破万里浪

Sharing knowledge of data science and programming.

View My GitHub Profile

Missing Values in R

Something interesting I found out about NA values in R. Typically, this won’t cause any bug or undesired results in data analysis, but there are certain cases that this should be aware of, especially when using rpy2 python package to call R code from a python script.

The type coercion

As opposed to python’s None is registered as a None type, R’s NA does not have a distinct type, and surprisingly it’s a logical type. The class is logical in a pure NA vector as well:

> class(NA)
[1] "logical"
> class(c(NA, NA, NA))
[1] "logical"

However, this logical type is not like TRUE OR FALSE. It can’t be evaluated:

> if(NA) print('!!!')
Error in if (NA) print("!!!") : missing value where TRUE/FALSE needed

And it will be coerced to any other non-NA types in the vector:

> class(c(2, NA))
[1] "numeric"

You can also coerce itself into other types:

> class(as.numeric(NA))
[1] "numeric"
> class(as.character(NA))
[1] "character"

This flexibility of NA’s typing is actually very useful and convenient in data analysis, where you do not need to worry about type conversion all the time.

A potential bug with rpy2

Normally, this NA type issue won’t cause any problems; however, I found a bug in using pure NA vectors with rpy2 package. When I use pandas2ri.ri2py() function to convert R a data frame to a pandas DataFrame, a pure NA logical vector/column would turn into a Series of min values of type int32, which is -2147483648.

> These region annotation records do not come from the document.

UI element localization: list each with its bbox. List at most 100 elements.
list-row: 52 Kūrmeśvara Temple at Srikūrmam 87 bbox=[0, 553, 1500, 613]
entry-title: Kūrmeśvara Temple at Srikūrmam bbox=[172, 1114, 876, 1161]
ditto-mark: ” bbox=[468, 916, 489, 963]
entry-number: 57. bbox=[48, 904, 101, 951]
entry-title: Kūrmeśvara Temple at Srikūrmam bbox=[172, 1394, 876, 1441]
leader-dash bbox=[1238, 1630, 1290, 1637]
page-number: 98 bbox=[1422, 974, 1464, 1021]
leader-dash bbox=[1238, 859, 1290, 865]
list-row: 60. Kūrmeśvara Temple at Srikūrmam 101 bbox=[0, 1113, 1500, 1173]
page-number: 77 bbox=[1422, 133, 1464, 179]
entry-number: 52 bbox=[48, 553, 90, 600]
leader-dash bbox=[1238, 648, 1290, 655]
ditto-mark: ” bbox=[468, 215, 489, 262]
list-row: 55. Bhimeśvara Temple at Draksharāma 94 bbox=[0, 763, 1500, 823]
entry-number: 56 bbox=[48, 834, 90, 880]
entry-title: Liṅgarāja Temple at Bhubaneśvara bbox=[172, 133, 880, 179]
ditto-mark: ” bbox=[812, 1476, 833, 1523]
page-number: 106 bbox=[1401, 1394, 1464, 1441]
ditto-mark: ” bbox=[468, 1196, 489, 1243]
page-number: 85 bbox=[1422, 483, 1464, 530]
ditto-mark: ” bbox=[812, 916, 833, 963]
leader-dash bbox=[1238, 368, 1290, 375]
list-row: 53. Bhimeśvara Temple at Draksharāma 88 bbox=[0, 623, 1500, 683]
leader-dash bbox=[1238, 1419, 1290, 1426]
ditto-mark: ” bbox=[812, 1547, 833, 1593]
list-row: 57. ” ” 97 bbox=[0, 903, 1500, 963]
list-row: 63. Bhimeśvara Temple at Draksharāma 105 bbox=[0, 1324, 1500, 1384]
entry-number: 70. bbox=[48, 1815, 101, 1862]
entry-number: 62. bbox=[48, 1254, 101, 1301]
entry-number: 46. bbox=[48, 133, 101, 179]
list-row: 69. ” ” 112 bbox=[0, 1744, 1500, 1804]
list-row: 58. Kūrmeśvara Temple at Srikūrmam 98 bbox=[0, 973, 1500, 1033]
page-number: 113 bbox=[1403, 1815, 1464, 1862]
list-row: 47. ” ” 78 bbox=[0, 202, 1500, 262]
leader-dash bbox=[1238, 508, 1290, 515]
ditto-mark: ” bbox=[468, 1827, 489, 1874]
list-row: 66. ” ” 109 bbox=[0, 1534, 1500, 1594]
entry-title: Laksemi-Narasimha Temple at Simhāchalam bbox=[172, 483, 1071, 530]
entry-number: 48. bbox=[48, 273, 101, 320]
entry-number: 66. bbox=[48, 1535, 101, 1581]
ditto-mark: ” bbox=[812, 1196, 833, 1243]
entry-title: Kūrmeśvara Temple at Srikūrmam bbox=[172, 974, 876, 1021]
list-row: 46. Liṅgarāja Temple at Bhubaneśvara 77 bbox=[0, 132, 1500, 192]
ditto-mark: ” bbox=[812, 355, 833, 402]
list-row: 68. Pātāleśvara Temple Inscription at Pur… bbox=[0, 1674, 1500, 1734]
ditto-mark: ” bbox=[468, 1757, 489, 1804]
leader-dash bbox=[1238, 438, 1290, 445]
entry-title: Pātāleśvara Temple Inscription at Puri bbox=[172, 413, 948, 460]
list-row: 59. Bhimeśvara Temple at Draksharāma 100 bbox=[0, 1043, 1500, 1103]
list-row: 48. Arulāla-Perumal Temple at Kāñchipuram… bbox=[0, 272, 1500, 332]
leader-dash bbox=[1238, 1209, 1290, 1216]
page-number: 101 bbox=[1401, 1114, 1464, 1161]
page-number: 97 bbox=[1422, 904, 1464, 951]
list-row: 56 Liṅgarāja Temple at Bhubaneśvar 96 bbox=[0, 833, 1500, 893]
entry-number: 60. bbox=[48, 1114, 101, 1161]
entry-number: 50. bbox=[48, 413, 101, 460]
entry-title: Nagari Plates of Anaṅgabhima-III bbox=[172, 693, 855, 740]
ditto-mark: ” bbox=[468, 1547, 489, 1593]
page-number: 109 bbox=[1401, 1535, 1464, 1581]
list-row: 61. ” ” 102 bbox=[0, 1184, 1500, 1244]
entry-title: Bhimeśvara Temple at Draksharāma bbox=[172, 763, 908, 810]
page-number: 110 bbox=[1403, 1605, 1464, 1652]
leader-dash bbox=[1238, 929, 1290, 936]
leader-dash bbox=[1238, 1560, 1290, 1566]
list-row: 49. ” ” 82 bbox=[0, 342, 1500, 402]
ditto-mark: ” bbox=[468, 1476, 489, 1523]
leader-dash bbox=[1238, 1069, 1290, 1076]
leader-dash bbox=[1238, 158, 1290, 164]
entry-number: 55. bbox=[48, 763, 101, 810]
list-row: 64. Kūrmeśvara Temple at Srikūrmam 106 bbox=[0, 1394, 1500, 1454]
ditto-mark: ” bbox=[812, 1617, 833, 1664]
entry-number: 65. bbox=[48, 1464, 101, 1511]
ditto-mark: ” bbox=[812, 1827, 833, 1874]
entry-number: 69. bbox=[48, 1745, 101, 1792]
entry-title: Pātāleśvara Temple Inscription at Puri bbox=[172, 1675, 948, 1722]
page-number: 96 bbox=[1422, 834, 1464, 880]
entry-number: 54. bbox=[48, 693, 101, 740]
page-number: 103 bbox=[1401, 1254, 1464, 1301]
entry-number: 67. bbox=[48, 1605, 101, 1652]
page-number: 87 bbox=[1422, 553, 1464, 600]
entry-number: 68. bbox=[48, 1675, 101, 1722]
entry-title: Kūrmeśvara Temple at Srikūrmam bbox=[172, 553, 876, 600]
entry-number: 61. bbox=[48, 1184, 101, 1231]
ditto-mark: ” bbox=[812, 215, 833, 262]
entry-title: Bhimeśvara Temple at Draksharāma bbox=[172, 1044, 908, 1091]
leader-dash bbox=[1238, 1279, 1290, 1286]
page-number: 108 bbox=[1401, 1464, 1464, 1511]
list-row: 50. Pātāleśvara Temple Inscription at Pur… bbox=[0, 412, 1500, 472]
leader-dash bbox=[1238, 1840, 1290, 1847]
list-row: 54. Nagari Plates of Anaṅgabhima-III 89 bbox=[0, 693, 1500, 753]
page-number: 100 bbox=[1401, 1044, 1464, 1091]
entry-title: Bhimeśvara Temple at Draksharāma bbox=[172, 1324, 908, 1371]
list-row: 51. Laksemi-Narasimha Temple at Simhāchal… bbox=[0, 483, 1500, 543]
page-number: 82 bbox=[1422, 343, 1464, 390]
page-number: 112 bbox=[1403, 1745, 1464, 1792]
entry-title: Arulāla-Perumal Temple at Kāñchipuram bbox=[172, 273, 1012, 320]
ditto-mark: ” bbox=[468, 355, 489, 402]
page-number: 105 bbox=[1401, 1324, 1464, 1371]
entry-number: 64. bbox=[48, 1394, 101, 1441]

However, if the NA value is pre-converted into numeric or character type in R, the converted pandas DataFrame will be normal, showing as NaN.

This is a caveat to note when using rpy2 to convert data frames from R. If there is a pure NA column, be sure to convert it to numeric or character type beforehand.

Also, there is another trick: R has a constant NA_character_ stored in the global environment, which is essentially a character typed NA. You can simply assign the column with this constant as df$MyNACol <- NA_character_ to replace the default logical NA.